13 octobre 2019
XXVIII Dimanche du Temps Ordinaire, année C
Dimanche dernier, nous avons vu les disciples demander à Jésus de leur donner une foi plus grande (Lc 17,6), et nous avons vu que, pour Jésus, l’important n’est pas tant que la foi soit grande en quantité, mais qu’elle soit une foi vivante, car elle est vivante la semence qui pousse, devient un arbre qui porte des fruits.
Aujourd’hui (Lc 17,11-19), sur la route vers Jérusalem, Jésus rencontre un groupe de personnes au sein desquelles il reconnaît une grande foi, d’une grandeur telle qu’elle sauve la vie de cette personne.
De cette rencontre, nous pouvons entendre un double enseignement de Jésus.
Tout d’abord, Jésus dit ce qu’est la foi.
Le miracle décrit dans le passage d’aujourd’hui est très particulier : dix lépreux demandent à Jésus d’être guéris. Jésus, en réponse à leur demande, ne fait aucun geste, ni ne prononce aucune parole qui puisse servir d’intermédiaire à la guérison. Il les envoie simplement au prêtre.
Eh bien, les dix lépreux ont tous foi en Jésus au point de lui demander la guérison.

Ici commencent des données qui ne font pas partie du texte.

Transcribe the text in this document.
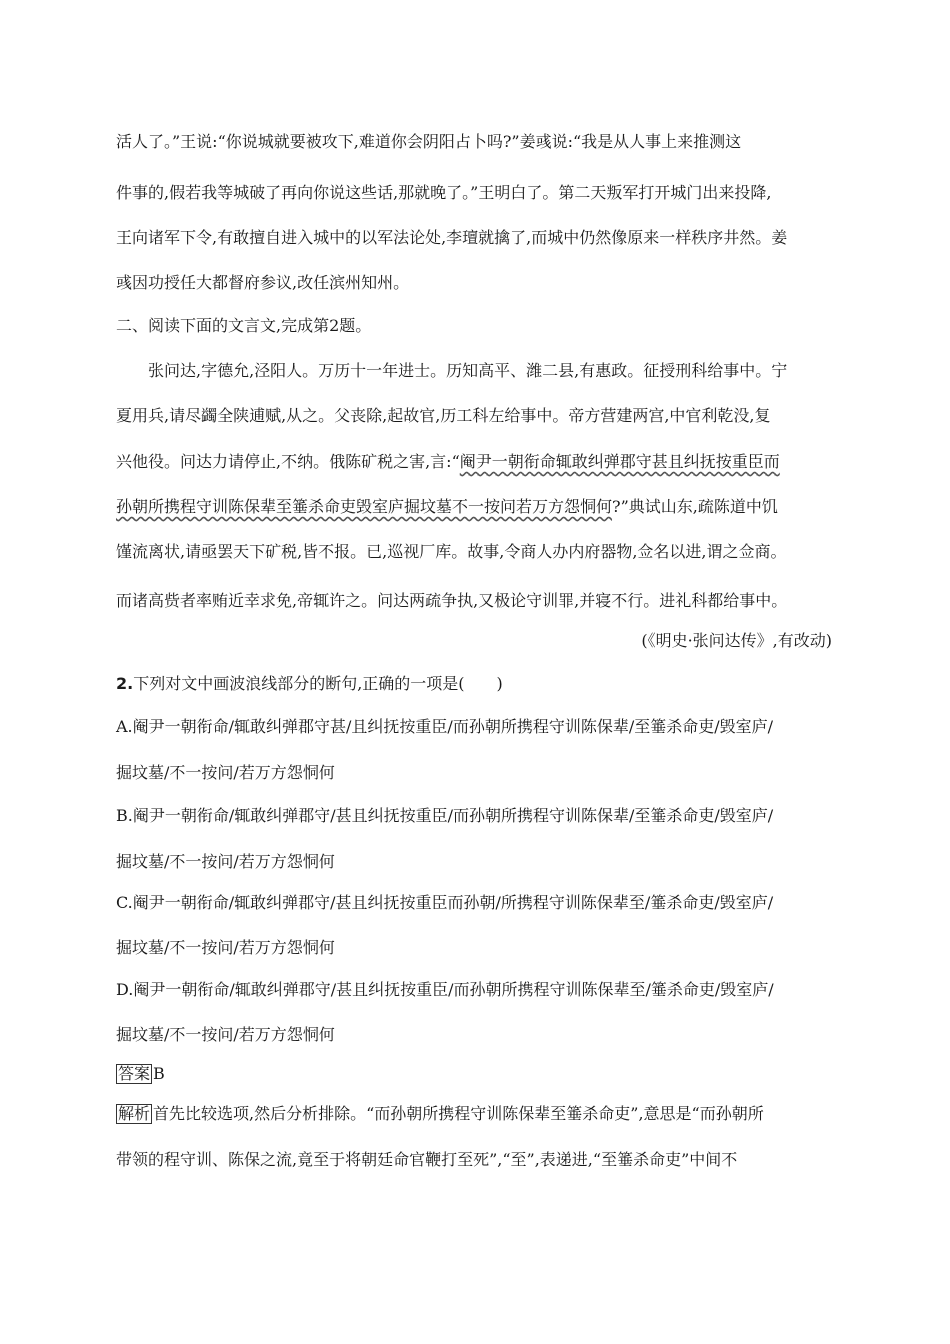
活人了。”王说:“你说城就要被攻下,难道你会阴阳占卜吗?”姜彧说:“我是从人事上来推测这
件事的,假若我等城破了再向你说这些话,那就晚了。”王明白了。第二天叛军打开城门出来投降,
王向诸军下令,有敢擅自进入城中的以军法论处,李璮就擒了,而城中仍然像原来一样秩序井然。姜
彧因功授任大都督府参议,改任滨州知州。
二、阅读下面的文言文,完成第2题。
张问达,字德允,泾阳人。万历十一年进士。历知高平、潍二县,有惠政。征授刑科给事中。宁
夏用兵,请尽蠲全陕逋赋,从之。父丧除,起故官,历工科左给事中。帝方营建两宫,中官利乾没,复
兴他役。问达力请停止,不纳。俄陈矿税之害,言:“阉尹一朝衔命辄敢纠弹郡守甚且纠抚按重臣而
孙朝所携程守训陈保辈至箠杀命吏毁室庐掘坟墓不一按问若万方怨恫何?”典试山东,疏陈道中饥
馑流离状,请亟罢天下矿税,皆不报。已,巡视厂库。故事,令商人办内府器物,佥名以进,谓之佥商。
而诸高赀者率贿近幸求免,帝辄许之。问达两疏争执,又极论守训罪,并寝不行。进礼科都给事中。
(《明史·张问达传》,有改动)
2.下列对文中画波浪线部分的断句,正确的一项是(　　)
A.阉尹一朝衔命/辄敢纠弹郡守甚/且纠抚按重臣/而孙朝所携程守训陈保辈/至箠杀命吏/毁室庐/
掘坟墓/不一按问/若万方怨恫何
B.阉尹一朝衔命/辄敢纠弹郡守/甚且纠抚按重臣/而孙朝所携程守训陈保辈/至箠杀命吏/毁室庐/
掘坟墓/不一按问/若万方怨恫何
C.阉尹一朝衔命/辄敢纠弹郡守/甚且纠抚按重臣而孙朝/所携程守训陈保辈至/箠杀命吏/毁室庐/
掘坟墓/不一按问/若万方怨恫何
D.阉尹一朝衔命/辄敢纠弹郡守/甚且纠抚按重臣/而孙朝所携程守训陈保辈至/箠杀命吏/毁室庐/
掘坟墓/不一按问/若万方怨恫何
答案 B
解析 首先比较选项,然后分析排除。“而孙朝所携程守训陈保辈至箠杀命吏”,意思是“而孙朝所
带领的程守训、陈保之流,竟至于将朝廷命官鞭打至死”,“至”,表递进,“至箠杀命吏”中间不
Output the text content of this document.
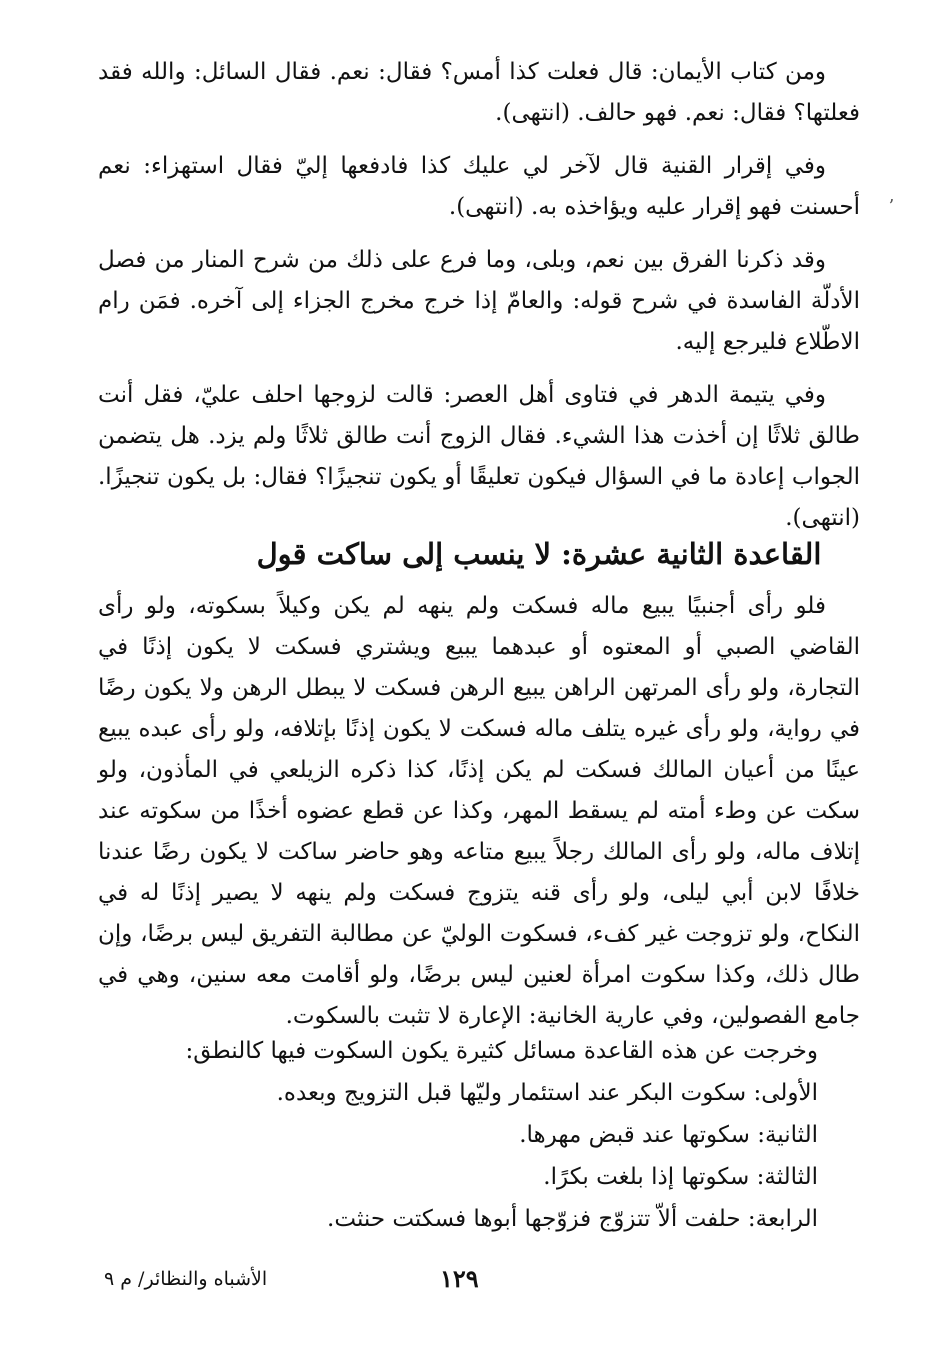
ومن كتاب الأيمان: قال فعلت كذا أمس؟ فقال: نعم. فقال السائل: والله فقد فعلتها؟ فقال: نعم. فهو حالف. (انتهى).

وفي إقرار القنية قال لآخر لي عليك كذا فادفعها إليّ فقال استهزاء: نعم أحسنت فهو إقرار عليه ويؤاخذه به. (انتهى).

وقد ذكرنا الفرق بين نعم، وبلى، وما فرع على ذلك من شرح المنار من فصل الأدلّة الفاسدة في شرح قوله: والعامّ إذا خرج مخرج الجزاء إلى آخره. فمَن رام الاطّلاع فليرجع إليه.

وفي يتيمة الدهر في فتاوى أهل العصر: قالت لزوجها احلف عليّ، فقل أنت طالق ثلاثًا إن أخذت هذا الشيء. فقال الزوج أنت طالق ثلاثًا ولم يزد. هل يتضمن الجواب إعادة ما في السؤال فيكون تعليقًا أو يكون تنجيزًا؟ فقال: بل يكون تنجيزًا. (انتهى).

ʼ
القاعدة الثانية عشرة: لا ينسب إلى ساكت قول

فلو رأى أجنبيًا يبيع ماله فسكت ولم ينهه لم يكن وكيلاً بسكوته، ولو رأى القاضي الصبي أو المعتوه أو عبدهما يبيع ويشتري فسكت لا يكون إذنًا في التجارة، ولو رأى المرتهن الراهن يبيع الرهن فسكت لا يبطل الرهن ولا يكون رضًا في رواية، ولو رأى غيره يتلف ماله فسكت لا يكون إذنًا بإتلافه، ولو رأى عبده يبيع عينًا من أعيان المالك فسكت لم يكن إذنًا، كذا ذكره الزيلعي في المأذون، ولو سكت عن وطء أمته لم يسقط المهر، وكذا عن قطع عضوه أخذًا من سكوته عند إتلاف ماله، ولو رأى المالك رجلاً يبيع متاعه وهو حاضر ساكت لا يكون رضًا عندنا خلافًا لابن أبي ليلى، ولو رأى قنه يتزوج فسكت ولم ينهه لا يصير إذنًا له في النكاح، ولو تزوجت غير كفء، فسكوت الوليّ عن مطالبة التفريق ليس برضًا، وإن طال ذلك، وكذا سكوت امرأة لعنين ليس برضًا، ولو أقامت معه سنين، وهي في جامع الفصولين، وفي عارية الخانية: الإعارة لا تثبت بالسكوت.

وخرجت عن هذه القاعدة مسائل كثيرة يكون السكوت فيها كالنطق:

الأولى: سكوت البكر عند استئمار وليّها قبل التزويج وبعده.

الثانية: سكوتها عند قبض مهرها.

الثالثة: سكوتها إذا بلغت بكرًا.

الرابعة: حلفت ألاّ تتزوّج فزوّجها أبوها فسكتت حنثت.

١٢٩
الأشباه والنظائر/ م ٩
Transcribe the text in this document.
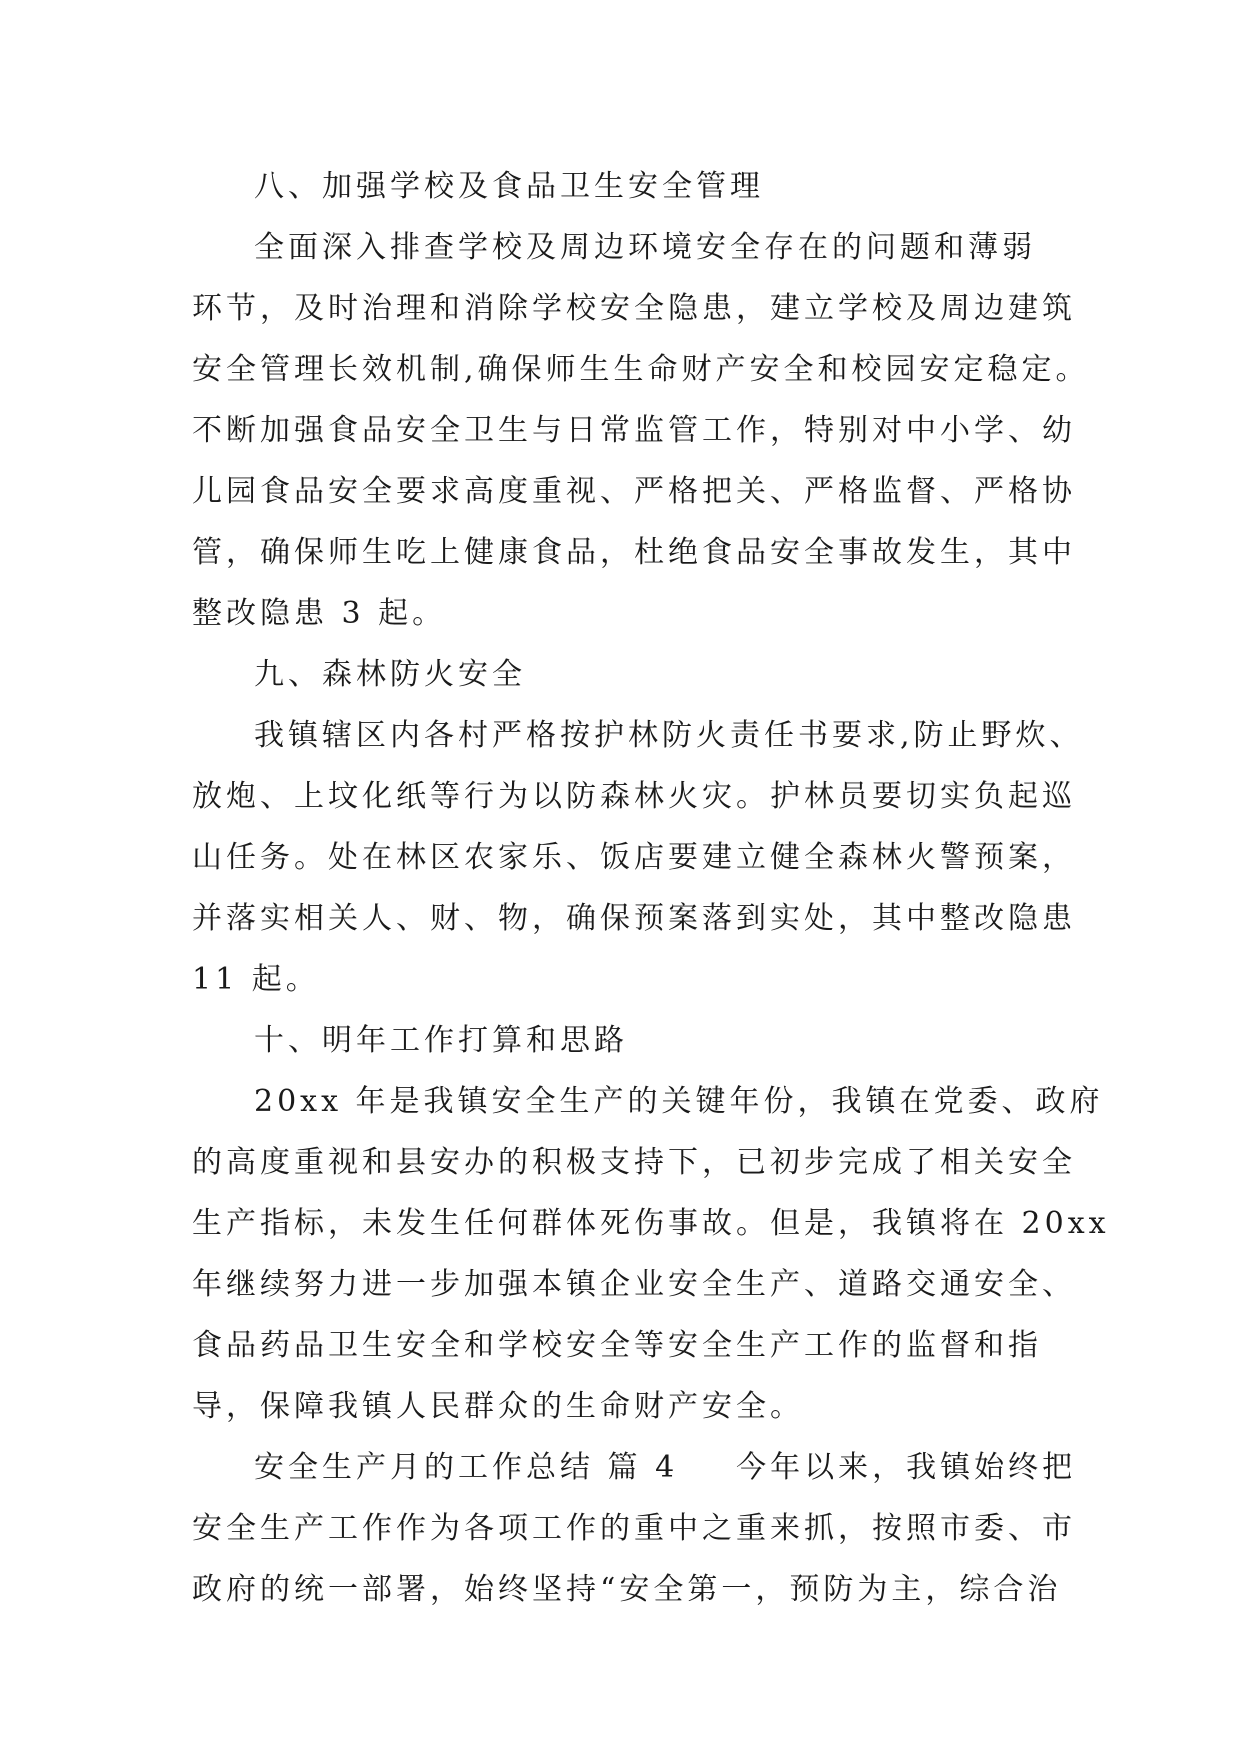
八、加强学校及食品卫生安全管理
全面深入排查学校及周边环境安全存在的问题和薄弱
环节，及时治理和消除学校安全隐患，建立学校及周边建筑
安全管理长效机制,确保师生生命财产安全和校园安定稳定。
不断加强食品安全卫生与日常监管工作，特别对中小学、幼
儿园食品安全要求高度重视、严格把关、严格监督、严格协
管，确保师生吃上健康食品，杜绝食品安全事故发生，其中
整改隐患 3 起。
九、森林防火安全
我镇辖区内各村严格按护林防火责任书要求,防止野炊、
放炮、上坟化纸等行为以防森林火灾。护林员要切实负起巡
山任务。处在林区农家乐、饭店要建立健全森林火警预案，
并落实相关人、财、物，确保预案落到实处，其中整改隐患
11 起。
十、明年工作打算和思路
20xx 年是我镇安全生产的关键年份，我镇在党委、政府
的高度重视和县安办的积极支持下，已初步完成了相关安全
生产指标，未发生任何群体死伤事故。但是，我镇将在 20xx
年继续努力进一步加强本镇企业安全生产、道路交通安全、
食品药品卫生安全和学校安全等安全生产工作的监督和指
导，保障我镇人民群众的生命财产安全。
安全生产月的工作总结 篇 4 今年以来，我镇始终把
安全生产工作作为各项工作的重中之重来抓，按照市委、市
政府的统一部署，始终坚持“安全第一，预防为主，综合治
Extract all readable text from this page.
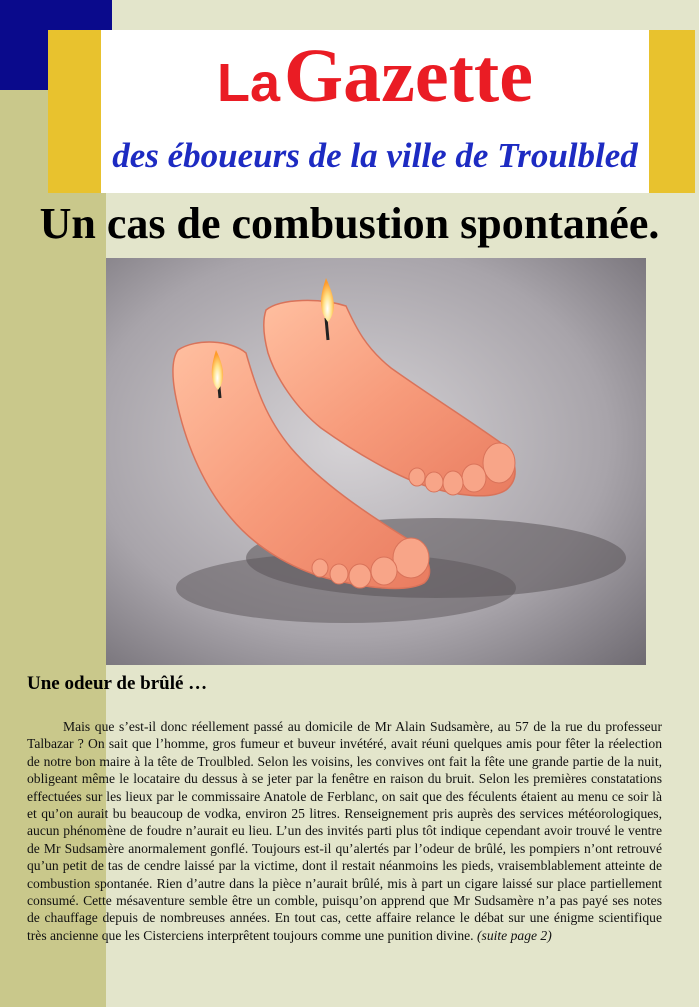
La Gazette
des éboueurs de la ville de Troulbled
Un cas de combustion spontanée.
Une odeur de brûlé …
Mais que s’est-il donc réellement passé au domicile de Mr Alain Sudsamère, au 57 de la rue du professeur Talbazar ? On sait que l’homme, gros fumeur et buveur invétéré, avait réuni quelques amis pour fêter la réelection de notre bon maire à la tête de Troulbled. Selon les voisins, les convives ont fait la fête une grande partie de la nuit, obligeant même le locataire du dessus à se jeter par la fenêtre en raison du bruit. Selon les premières constatations effectuées sur les lieux par le commissaire Anatole de Ferblanc, on sait que des féculents étaient au menu ce soir là et qu’on aurait bu beaucoup de vodka, environ 25 litres. Renseignement pris auprès des services météorologiques, aucun phénomène de foudre n’aurait eu lieu. L’un des invités parti plus tôt indique cependant avoir trouvé le ventre de Mr Sudsamère anormalement gonflé. Toujours est-il qu’alertés par l’odeur de brûlé, les pompiers n’ont retrouvé qu’un petit de tas de cendre laissé par la victime, dont il restait néanmoins les pieds, vraisemblablement atteinte de combustion spontanée. Rien d’autre dans la pièce n’aurait brûlé, mis à part un cigare laissé sur place partiellement consumé. Cette mésaventure semble être un comble, puisqu’on apprend que Mr Sudsamère n’a pas payé ses notes de chauffage depuis de nombreuses années. En tout cas, cette affaire relance le débat sur une énigme scientifique très ancienne que les Cisterciens interprêtent toujours comme une punition divine. (suite page 2)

Et tous les dix, encore, ont la foi au point de se mettre en route vers le prêtre avant même de se voir guéris.
Mais un seul a une foi qui le sauve, c’est-à-dire qu’en un seul, la foi atteint son accomplissement, sa maturation.
La foi qui sauve est celle de celui qui, se voyant guéri, revient à Jésus pour faire deux choses : pour adorer et pour rendre grâce. C’est-à-dire exprimer sa foi, sa reconnaissance en Celui qui l’a guéri, et dire « merci » (Lc 11,16), en louant Dieu à haute voix, en proclamant et chantant sa joie (Lc 11,15).
Alors nous pourrions dire que la foi est le chemin de celui qui retourne continuellement là où il a vécu le salut, qui vit dans une gratitude continue, qui s’étonne continuellement pour le don reçu.
Ainsi pour lui, rien n’est plus important que Celui qui a, une nouvelle fois, donné la vie.
Les neuf autres, par contre, se voyant guéris, poursuivent leur route vers les prêtres : c’est aux prêtres, en effet, de vérifier la guérison de ceux qui ont été infectés afin qu’ils puissent être réadmis dans l’assemblée sociale.
Pour les neuf, cela est plus important et plus urgent que de dire merci à Jésus et, d’une certaine manière, ils restent enfermés dans leur propre guérison.
Le Samaritain les quitte, il ne se donne même pas la peine d’être proclamé guéri, car l’urgence est de louer Dieu, simplement. Tout le reste vient plus tard, ou disparaît.
Alors, nous pourrions aussi dire que la foi naît dans la prière de supplication, mais qu’elle s’accomplit ensuite dans la prière de louange et de gratitude. Et, revenant à l’Evangile du dimanche dernier, nous pourrions ajouter qu’une telle foi est cette graine de moutarde, petite, mais vivante et tenace, capable de déplacer le mûrier et de le transplanter dans la mer (Lc 17,6).
Le second enseignement concerne le disciple. Jésus présente un modèle de croyant.
Le seul à revenir vers Jésus pour le remercier, à vrai dire, n’est pas un individu « lambda » appartenant au peuple élu, ayant toutes la culture et les compétences nécessaires pour pouvoir adorer Dieu en bonne et due forme.
Non, c’est un Samaritain, ou plutôt un hérétique et schismatique, considéré comme un païen.
Eh bien, c’est en lui que Jésus reconnaît une grande foi.
Ainsi, encore une fois, on nous dit que le croyant ne se distingue pas par son appartenance ethnique ou tribale, par une observance, par un titre, par une profession de foi parfaite, mais par un mouvement personnel du cœur, par une capacité à se confier au Seigneur, par sa capacité à dire « merci ».